Swap `name` and `relative_path` as the mandatory entry #123

stuartmcalpine · 2024-05-15T13:39:23Z

When registering a dataset, now name is required and relative_path is generated from the name, as opposed to the other way round.

Changelog

name and version are now the two mandatory columns when registering a dataset, as opposed to name and relative_path
If relative_path is not passed (as it is now optional), it is generated automatically in the format relative_path=<name>_<version_string>_<version_suffix>
You still have the option of choosing the relative_path= location when registering, it's now just optional. If you have a relative_path chosen, you can leave the name field as None, and the name will be generated from the relative path as before.
Updated the documentation to reflect the changes.
Updated CI tests to reflect the changes, and added some for new cases.

Thoughts

Do we want the name/version/version_suffix to be unique for a user, it may be frustrating to think of a increasingly complex name each time if the unique constraint is over the whole database. This is still true if the name was generated from the relative path from before, though less likely.
People could technically chose the same name (by mistake), and happen to chose a different version. Which will cause confusion down the line, which again maybe points to having names only unique to users.

JoanneBogart

This looks generally ok, pending discussion of repercussions, if any, of only requiring (name, version, version_suffix, owner, owner_type) to be unique. If this seems safe it should be documented somewhere, probably in DatasetTable.register. And the uniqueness constraint in load_schema.py will have to be modified. (It would be better still if we had a way to describe uniqueness constraints in schema.yaml rather than having just that piece of the database description in code.) See also my comment about _relpath_from_name. Probably just the docstring needs to be changed.

src/dataregistry/registrar/registrar_util.py

JoanneBogart · 2024-05-16T23:44:35Z

src/dataregistry_cli/cli.py

-            "Destination for the dataset within the data registry. Path is"
-            "relative to <registry root>/<owner_type>/<owner>."
+            "Any convenient, evocative name for the human."
+            "Note the combination of name, version and version_suffix must be unique."

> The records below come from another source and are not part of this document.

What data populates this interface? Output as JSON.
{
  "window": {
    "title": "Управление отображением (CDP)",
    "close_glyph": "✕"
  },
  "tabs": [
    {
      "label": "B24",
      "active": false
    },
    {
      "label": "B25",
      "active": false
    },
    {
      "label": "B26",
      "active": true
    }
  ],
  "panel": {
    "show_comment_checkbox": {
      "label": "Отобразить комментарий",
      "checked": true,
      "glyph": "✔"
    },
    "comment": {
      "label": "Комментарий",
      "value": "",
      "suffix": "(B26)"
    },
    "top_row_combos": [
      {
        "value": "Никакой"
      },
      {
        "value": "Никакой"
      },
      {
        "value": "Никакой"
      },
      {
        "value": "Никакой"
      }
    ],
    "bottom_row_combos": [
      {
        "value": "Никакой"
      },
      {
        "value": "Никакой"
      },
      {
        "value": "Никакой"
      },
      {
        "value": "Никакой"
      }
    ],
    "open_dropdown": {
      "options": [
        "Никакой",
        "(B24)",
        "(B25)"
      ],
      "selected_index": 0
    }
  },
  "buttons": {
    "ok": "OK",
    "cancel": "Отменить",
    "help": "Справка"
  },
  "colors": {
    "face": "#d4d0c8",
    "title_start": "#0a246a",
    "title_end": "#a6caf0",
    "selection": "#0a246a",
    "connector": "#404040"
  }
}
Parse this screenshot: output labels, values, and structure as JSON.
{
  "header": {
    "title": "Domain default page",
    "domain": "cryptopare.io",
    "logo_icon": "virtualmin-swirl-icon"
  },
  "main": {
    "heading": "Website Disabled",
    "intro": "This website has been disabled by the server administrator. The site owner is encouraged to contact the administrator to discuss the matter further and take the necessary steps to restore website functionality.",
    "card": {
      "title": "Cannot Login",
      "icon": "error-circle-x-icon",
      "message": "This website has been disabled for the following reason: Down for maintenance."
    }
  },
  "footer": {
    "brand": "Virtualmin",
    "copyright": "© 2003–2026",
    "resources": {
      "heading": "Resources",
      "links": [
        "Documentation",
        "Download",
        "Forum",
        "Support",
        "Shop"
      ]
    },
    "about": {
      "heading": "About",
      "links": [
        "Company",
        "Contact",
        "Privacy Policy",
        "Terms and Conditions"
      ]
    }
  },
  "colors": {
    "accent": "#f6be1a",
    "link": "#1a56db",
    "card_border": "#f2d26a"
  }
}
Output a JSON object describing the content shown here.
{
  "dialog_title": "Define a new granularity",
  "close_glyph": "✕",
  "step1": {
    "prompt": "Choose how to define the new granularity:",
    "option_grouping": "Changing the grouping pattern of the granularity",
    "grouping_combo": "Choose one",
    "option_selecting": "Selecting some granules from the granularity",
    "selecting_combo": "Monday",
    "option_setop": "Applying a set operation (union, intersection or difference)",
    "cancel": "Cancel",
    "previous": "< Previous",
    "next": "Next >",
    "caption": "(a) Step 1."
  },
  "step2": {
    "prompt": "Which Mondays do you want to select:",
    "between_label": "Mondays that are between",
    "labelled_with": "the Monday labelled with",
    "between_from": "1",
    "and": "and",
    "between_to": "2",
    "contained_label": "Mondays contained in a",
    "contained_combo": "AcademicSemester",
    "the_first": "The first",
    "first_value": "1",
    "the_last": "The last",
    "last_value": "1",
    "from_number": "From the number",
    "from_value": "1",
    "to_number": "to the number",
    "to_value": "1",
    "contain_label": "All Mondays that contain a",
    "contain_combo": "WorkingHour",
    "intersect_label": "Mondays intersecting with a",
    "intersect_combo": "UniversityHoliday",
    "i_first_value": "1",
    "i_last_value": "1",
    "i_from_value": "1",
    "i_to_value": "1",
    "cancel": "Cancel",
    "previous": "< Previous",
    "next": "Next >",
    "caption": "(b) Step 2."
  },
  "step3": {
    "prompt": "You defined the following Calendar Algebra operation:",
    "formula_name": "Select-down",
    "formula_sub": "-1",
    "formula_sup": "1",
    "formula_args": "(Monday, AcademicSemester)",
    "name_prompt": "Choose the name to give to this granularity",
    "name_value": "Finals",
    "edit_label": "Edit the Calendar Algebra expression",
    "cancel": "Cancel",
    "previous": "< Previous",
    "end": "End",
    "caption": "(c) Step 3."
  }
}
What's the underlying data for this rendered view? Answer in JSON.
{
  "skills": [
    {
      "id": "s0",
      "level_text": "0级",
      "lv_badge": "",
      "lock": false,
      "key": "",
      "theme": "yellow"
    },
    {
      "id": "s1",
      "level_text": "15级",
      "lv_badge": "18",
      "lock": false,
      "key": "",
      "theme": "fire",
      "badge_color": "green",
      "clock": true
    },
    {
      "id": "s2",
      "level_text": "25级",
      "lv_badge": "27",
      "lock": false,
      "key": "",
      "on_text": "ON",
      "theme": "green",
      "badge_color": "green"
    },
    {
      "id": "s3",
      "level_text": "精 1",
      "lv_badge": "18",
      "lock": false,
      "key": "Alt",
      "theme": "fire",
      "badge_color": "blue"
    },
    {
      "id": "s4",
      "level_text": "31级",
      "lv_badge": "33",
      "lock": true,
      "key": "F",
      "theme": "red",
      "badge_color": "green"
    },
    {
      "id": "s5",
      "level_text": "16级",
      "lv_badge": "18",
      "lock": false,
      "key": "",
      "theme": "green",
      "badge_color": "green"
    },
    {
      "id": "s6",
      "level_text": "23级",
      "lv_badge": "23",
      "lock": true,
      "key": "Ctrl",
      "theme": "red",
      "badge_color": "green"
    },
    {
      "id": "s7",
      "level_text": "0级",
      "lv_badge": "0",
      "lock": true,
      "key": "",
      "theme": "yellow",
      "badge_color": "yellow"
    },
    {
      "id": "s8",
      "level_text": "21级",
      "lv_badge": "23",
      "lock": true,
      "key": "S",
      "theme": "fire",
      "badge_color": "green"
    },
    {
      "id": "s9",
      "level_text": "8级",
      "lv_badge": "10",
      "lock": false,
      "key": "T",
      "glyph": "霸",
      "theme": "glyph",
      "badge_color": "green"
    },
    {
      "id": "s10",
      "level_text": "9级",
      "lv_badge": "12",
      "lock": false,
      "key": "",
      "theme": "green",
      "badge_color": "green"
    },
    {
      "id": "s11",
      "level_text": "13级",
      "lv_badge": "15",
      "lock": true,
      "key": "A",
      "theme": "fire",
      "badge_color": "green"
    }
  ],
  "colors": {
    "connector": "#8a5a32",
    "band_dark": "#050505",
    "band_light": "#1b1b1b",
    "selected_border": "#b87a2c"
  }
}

Concerning the question you raised about uniqueness: I don't think that name, version and version_suffix need to be unique across the entire database. It's enough if (name, version, version_suffix, owner, owner_type) is unique

Will do this in another PR

JoanneBogart

There are a couple simple things to change. There is also the issue of how to handle overwritable. See comment added to issue #109

JoanneBogart · 2024-05-17T19:13:43Z

docs/source/tutorial_notebooks/getting_started_1_register_datasets.ipynb

    "\n",
-    "Datasets are registered within the registry under a path relative to the root directory (`root_dir`), which, by default, is a shared space at NERSC. For those interested, the eventual full path for the dataset will be `<root_dir>/<schema>/<owner_type>/<owner>/<relative_path>`. This means that the combination of `relative_path`, `owner` and `owner_type` must be unique within the registry, and therefore cannot already be taken when you register a new dataset (an exception to this is if you allow your datasets to be overwritable, see below). \n",
+    "The first of two mandatory arguments to the `register()` function is the dataset `name`, which in our example is `nersc_tutorial:my_desc_dataset` (note there is nothing special about the `:` here, the `name` can be any legal string). This should be any convenient, evocative name for the human. Note the combination of `name`, `version` and `version_suffix` must be unique in the database. The dataset `name` allows for an easy retrieval of the dataset for querying and updating.\n",


I think we should at least recommend that people stay away from characters in name which could cause problems as part of a file path or URL since we may be generating a path including that string. That would include at least white space characters, &, $, ?, / and \. In fact it probably is best to check for them and refuse to register if name contains any of them.

They are now illegal

I don't see any exclusion of white space characters. Can you add them, or at least blank, to the list? It would be good to also exclude tab, carriage return and linefeed if possible.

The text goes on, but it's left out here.